『神話と古代文化』
古賀 登 著
中国古代史を専攻される著者の『四川と長江文明』に次ぐ御著作。神話は生産と生活文化の所産であるとの視座から、中国史や天文学、暦学、八卦方位、五行と易等の成果に加え、日中の幅広い文献を渉猟し、日中の現地調査等も通じて日本神話を解明し復元される。
例えば、天石屋籠神話は夏至を中心とした一連の祭りと年中行事を神話化したものであるとか、八俣達呂智は古志の山地焼畑農耕民であり、水田の精霊である櫛名田比売は蛇が起こすとされる地すべりを怖がっていたとか、猿田彦神は塩土老翁と同神の製塩の神、山の神で、稲羽の素菟でもあるとか、故に塩を焼く山幸彦は塩土老翁の予祝を得て祭祀権を握り、天つ日嗣となったとか等。啓発的である。

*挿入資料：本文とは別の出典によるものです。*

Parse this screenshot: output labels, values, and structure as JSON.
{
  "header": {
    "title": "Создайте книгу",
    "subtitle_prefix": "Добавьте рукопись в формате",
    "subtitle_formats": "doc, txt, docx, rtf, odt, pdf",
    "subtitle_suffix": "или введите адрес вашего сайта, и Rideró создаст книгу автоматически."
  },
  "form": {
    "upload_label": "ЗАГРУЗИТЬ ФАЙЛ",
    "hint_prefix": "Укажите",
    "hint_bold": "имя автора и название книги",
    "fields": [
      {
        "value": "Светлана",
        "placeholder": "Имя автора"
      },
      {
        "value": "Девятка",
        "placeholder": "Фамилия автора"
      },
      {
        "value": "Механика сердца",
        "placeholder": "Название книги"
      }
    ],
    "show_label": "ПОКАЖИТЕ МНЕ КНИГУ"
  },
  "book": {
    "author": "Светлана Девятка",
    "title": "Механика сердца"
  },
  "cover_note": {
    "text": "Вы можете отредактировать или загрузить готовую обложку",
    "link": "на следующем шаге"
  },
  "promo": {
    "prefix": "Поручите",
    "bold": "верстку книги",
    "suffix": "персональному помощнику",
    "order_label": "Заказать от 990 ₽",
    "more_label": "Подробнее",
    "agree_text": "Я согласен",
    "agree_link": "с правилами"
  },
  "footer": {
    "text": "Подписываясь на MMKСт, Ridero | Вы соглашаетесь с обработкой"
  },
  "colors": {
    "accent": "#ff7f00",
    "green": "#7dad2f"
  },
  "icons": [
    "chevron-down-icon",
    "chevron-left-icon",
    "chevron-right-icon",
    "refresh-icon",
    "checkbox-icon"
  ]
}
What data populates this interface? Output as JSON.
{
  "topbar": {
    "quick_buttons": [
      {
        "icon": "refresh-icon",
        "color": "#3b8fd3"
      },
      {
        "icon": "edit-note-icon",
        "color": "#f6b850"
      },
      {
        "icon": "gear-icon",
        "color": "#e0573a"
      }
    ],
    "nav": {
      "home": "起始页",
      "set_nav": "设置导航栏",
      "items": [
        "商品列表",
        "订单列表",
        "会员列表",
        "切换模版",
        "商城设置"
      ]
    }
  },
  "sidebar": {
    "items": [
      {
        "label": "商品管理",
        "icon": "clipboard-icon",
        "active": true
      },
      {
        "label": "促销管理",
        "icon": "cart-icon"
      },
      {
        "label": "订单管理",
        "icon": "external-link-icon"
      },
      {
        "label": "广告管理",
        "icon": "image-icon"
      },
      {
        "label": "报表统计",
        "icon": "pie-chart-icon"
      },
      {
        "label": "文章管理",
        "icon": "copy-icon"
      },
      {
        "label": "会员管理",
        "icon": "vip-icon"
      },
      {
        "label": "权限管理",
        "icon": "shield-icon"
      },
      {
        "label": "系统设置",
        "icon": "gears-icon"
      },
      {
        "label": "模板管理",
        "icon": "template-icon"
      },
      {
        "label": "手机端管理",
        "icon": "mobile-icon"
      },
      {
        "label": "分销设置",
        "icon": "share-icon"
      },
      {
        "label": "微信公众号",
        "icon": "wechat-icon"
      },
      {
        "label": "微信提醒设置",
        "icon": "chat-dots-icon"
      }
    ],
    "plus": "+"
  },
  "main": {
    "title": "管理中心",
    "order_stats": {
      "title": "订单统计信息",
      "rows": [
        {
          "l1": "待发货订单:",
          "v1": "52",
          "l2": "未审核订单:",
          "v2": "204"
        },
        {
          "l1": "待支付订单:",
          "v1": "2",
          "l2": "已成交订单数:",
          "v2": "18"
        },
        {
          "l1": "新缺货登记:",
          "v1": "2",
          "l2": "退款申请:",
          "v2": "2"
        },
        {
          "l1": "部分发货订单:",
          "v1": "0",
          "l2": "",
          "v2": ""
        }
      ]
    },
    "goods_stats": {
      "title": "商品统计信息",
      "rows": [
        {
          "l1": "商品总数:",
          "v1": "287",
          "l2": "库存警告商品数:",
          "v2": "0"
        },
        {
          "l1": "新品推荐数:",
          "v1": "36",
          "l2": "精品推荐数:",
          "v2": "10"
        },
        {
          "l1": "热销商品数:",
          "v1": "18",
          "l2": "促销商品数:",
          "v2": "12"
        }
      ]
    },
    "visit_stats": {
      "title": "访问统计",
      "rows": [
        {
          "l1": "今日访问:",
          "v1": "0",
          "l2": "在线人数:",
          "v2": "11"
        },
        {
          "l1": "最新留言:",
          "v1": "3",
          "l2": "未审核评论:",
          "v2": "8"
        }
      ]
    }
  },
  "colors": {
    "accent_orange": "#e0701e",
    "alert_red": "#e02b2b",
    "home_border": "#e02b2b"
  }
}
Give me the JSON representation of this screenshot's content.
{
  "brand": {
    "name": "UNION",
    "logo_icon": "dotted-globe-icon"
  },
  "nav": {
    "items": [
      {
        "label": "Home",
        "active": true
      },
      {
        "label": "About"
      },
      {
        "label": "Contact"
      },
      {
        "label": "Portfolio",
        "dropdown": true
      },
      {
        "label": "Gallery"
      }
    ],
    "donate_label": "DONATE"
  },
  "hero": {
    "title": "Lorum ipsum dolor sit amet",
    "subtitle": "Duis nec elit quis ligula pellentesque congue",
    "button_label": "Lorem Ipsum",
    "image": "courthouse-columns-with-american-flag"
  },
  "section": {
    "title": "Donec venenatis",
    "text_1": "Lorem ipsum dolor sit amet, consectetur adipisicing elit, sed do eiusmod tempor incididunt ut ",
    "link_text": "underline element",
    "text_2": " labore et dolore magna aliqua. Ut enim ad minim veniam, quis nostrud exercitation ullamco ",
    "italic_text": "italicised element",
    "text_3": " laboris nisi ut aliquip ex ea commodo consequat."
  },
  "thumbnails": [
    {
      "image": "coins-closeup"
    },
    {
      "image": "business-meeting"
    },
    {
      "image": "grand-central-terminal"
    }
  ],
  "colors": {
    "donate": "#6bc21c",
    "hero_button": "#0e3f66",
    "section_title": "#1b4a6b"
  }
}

長江上・中流域の古文化との密な交流も前著の御主旨と同様に表明されていて、御論の奥行きは深い、従来の多様な学説を丹念に紹介した上で厖大な史料を証左として展開される神話論は、豊かで高度な古代文化=社会の絵巻を観る思いに浸る。神話研究を志す者には刮目すべき大著である。